Outre le fond, le GNAC est très remonté contre la stratégie mise en place par le constructeur. Denis Baeza a fortement regretté le fait qu'il n'y ait eu aucun échange depuis un an avec certains représentants de la marque et ce, dans un contexte économique très compliqué.

 

Citroën est en effet en mauvaise posture. Depuis le début de l'année, les ventes ont reculé de 19,3 % et la marque n'occupe plus qu'une part de marché de 8,8 %, alors que sa position « naturelle », se situe autour de 10 et 11 %, une ambition qui pourrait être difficile à tenir. Selon nos informations, le nombre de commandes aurait chuté de 300 000 commandes en 2021 à 100 000 depuis le début de l'année.
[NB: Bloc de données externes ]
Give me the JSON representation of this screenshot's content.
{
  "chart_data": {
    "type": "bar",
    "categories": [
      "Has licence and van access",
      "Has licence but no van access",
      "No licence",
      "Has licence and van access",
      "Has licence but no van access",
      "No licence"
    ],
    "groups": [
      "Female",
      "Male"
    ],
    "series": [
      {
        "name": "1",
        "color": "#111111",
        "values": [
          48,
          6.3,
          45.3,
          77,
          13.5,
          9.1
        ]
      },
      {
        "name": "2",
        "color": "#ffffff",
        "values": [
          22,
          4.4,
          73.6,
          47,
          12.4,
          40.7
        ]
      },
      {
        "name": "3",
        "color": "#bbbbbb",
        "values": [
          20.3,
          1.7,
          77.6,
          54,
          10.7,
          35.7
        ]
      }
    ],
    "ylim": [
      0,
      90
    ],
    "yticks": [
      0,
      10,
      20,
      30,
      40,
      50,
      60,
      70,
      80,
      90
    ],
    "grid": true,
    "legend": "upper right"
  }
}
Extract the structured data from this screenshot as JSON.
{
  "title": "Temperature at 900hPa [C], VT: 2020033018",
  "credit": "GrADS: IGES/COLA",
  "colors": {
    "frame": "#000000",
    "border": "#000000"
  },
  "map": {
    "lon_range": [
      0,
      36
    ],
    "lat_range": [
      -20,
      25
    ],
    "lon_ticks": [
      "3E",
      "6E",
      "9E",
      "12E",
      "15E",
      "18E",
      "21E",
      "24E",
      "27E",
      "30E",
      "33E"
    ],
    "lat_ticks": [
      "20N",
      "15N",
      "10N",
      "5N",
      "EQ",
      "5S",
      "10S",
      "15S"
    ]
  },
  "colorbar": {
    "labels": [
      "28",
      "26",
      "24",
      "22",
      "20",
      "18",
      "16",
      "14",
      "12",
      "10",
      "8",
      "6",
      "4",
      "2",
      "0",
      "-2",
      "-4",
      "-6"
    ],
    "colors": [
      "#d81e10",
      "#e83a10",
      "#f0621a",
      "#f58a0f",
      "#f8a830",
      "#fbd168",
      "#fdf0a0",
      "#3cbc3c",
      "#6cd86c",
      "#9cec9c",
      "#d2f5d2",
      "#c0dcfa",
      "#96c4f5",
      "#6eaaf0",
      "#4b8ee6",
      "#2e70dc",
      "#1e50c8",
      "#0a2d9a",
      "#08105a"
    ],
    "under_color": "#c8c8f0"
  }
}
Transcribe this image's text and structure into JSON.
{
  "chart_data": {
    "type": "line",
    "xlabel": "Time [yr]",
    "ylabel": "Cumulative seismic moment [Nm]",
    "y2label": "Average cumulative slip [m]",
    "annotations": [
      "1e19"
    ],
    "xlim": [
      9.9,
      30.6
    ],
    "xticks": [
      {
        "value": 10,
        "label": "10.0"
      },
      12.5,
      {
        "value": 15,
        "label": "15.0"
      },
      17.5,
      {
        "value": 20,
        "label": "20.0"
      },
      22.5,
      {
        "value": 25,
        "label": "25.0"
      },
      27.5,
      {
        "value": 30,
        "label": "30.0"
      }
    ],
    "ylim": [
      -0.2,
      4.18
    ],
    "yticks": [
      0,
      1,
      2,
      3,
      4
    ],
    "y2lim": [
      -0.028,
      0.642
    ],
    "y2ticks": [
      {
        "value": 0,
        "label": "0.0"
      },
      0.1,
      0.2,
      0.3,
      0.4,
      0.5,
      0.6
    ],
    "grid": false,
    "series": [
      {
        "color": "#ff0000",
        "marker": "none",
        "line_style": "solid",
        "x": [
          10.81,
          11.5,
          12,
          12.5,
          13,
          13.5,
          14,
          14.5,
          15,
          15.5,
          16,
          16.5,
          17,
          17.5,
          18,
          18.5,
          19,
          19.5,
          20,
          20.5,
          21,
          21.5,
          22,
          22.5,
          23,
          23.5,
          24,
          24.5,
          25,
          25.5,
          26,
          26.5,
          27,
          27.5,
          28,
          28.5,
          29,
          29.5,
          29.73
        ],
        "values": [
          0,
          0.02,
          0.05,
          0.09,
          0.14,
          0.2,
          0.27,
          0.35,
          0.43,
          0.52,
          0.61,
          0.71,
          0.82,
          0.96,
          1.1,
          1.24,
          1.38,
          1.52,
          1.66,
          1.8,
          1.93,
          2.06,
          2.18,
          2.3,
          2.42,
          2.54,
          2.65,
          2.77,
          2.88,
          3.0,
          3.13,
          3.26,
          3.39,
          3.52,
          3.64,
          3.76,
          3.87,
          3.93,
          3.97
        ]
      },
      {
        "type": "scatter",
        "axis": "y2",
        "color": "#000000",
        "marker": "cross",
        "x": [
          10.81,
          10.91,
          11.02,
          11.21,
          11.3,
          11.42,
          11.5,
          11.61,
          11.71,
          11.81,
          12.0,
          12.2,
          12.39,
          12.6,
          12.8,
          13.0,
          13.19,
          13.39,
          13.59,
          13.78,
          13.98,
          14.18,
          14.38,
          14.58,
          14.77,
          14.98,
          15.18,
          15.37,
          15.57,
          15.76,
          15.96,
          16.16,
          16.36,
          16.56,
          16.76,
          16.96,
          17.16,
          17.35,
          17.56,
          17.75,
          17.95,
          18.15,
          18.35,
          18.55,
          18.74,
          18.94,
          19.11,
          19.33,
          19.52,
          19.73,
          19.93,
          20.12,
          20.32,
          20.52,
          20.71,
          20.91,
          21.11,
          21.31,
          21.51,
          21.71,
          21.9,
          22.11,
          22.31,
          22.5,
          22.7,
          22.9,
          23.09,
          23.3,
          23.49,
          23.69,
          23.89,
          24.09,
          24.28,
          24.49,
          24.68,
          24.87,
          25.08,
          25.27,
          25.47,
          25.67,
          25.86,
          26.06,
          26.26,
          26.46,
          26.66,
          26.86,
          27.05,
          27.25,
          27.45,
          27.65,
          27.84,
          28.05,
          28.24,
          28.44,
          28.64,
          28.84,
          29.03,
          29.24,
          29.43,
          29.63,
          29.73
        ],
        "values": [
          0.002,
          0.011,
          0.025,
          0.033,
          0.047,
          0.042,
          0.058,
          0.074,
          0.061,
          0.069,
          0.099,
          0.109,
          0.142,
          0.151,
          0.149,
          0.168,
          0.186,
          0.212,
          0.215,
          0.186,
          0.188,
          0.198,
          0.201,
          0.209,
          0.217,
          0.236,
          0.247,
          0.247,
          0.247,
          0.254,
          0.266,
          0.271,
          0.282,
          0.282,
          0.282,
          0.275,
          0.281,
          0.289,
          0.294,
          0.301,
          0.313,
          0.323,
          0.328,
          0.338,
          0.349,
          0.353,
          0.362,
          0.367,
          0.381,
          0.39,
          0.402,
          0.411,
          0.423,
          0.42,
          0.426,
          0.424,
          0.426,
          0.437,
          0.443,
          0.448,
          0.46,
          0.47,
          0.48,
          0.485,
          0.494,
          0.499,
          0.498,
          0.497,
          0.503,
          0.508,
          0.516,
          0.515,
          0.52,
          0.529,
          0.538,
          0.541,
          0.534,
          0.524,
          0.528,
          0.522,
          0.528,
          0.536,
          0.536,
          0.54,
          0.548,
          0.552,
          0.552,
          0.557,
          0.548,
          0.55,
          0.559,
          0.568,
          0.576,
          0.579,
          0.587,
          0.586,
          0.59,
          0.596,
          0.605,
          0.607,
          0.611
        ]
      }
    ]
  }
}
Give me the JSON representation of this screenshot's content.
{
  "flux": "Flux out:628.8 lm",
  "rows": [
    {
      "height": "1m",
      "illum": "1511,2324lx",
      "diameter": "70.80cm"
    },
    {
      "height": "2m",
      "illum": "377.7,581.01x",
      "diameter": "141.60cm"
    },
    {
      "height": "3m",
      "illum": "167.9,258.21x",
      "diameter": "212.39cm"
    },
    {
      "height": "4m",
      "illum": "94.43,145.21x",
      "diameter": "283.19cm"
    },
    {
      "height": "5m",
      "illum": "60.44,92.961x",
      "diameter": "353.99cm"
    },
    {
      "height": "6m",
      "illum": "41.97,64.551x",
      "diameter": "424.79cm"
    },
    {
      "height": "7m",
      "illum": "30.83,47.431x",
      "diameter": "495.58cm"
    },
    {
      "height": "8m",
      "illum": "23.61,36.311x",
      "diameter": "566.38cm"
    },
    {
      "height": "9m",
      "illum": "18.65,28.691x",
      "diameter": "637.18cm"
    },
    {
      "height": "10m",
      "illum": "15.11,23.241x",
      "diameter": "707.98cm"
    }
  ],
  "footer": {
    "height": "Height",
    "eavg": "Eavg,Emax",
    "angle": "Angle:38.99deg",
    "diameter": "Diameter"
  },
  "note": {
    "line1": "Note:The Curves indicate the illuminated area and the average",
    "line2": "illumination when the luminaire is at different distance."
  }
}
Des primes peu accessibles

 

Le recul des ventes au cours de l'année a fortement pénalisé la rentabilité du réseau. D'autant plus que selon une partie des agents présents dans la salle, leurs objectifs n'auraient pas évolué. Sur les agents qui sont admissibles à prime de volume, il semblerait qu'entre 20 et 30 % d'entre eux, les chiffres divergent entre le GNAC et le constructeur, y soient éligibles. Le constructeur a reconnu que cela était trop peu et qu'il ferait le nécessaire pour que ce pourcentage augmente.

 

Les nouveaux standards des points de vente Citroën (concession d'Evreux - groupe Bayi)

 

Le réseau a également été très énervé par la politique d'image de marque de Citroën. Le premier grief porte sur le fait qu'il l'a appris via la presse et qu'aucune information n'ait été faite en direction des agents. En outre, un certain nombre d'eux ont investi dans l'ancienne signalétique seulement quelques mois avant la présentation de la nouvelle. Dans certains cas, ces investissements ont représenté une dizaine de milliers d'euros.

 

Conscient du problème, le constructeur, qui a demandé à son réseau de se mettre aux nouvelles normes d'ici la fin 2024, a octroyé cinq ans pour ceux qui aurait récemment investi dans les anciens panneaux. Un geste qui n'a pas été considéré satisfaisant pour répondre aux investissements demandés. Face au mécontentement, Citroën serait prêt à faire un geste financier.

Envol des charges en SAV

 

Concernant l'après-vente, le réseau était également fortement très mécontent face aux problèmes très fréquents des logiciels fournis par le constructeur ainsi que la politique tarifaire de certains outils, notamment le matériel informatique, dont les tarifs se sont envolés. Il était tout aussi remonté face à l'augmentation du prix des abonnements et de certaines pièces détachées, notamment des pièces d'usure comme les plaquettes de freins.

 

Et la réponse du constructeur n'a pas calmé les agents présents dans la salle. Si ce dernier leur a conseillé de répercuter les hausses tarifaires à leurs clients, le réseau n'a pas tardé à faire remarquer, "qu'avec la hausse des prix, les clients fuyaient le réseau du constructeur pour se rendre chez la concurrence".

 

Pour rappel, les 3400 agents Peugeot et Citroën représente 20 à 25 % des ventes de véhicules des deux marques, 40 % de l'activité des plateformes de pièces de rechange et 60 % de l'activité après-vente au sein du réseau du constructeur. Le constructeur reconnait que la situation des agents en France est unique dans le monde. "Elle n'a pas été prise en compte lors de l'édition de ce contrat", déplore Denis Baeza.

 

Le GNAC a également fortement reproché le calendrier porté par le constructeur pour la signature du contrat ainsi que sur les clauses de confidentialité, "qui ne semblent pas justifiées, si rien ne change comme nous l'assure le constructeur, souligne Denis Baeza. Promis en septembre, les contrats finalisés ne seront pas disponibles avant Noël et on vient de nous annoncer que cela sera plutôt fin janvier, ce qui nous laisse que quelques mois pour nous retourner. On sent vraiment que le constructeur joue contre la montre et veut passer en force." Face à l'opposition que le constructeur a dû affronter lors de cette réunion plénière, il semblerait que cela sera un peu plus compliqué qu'il ne l'avait espéré.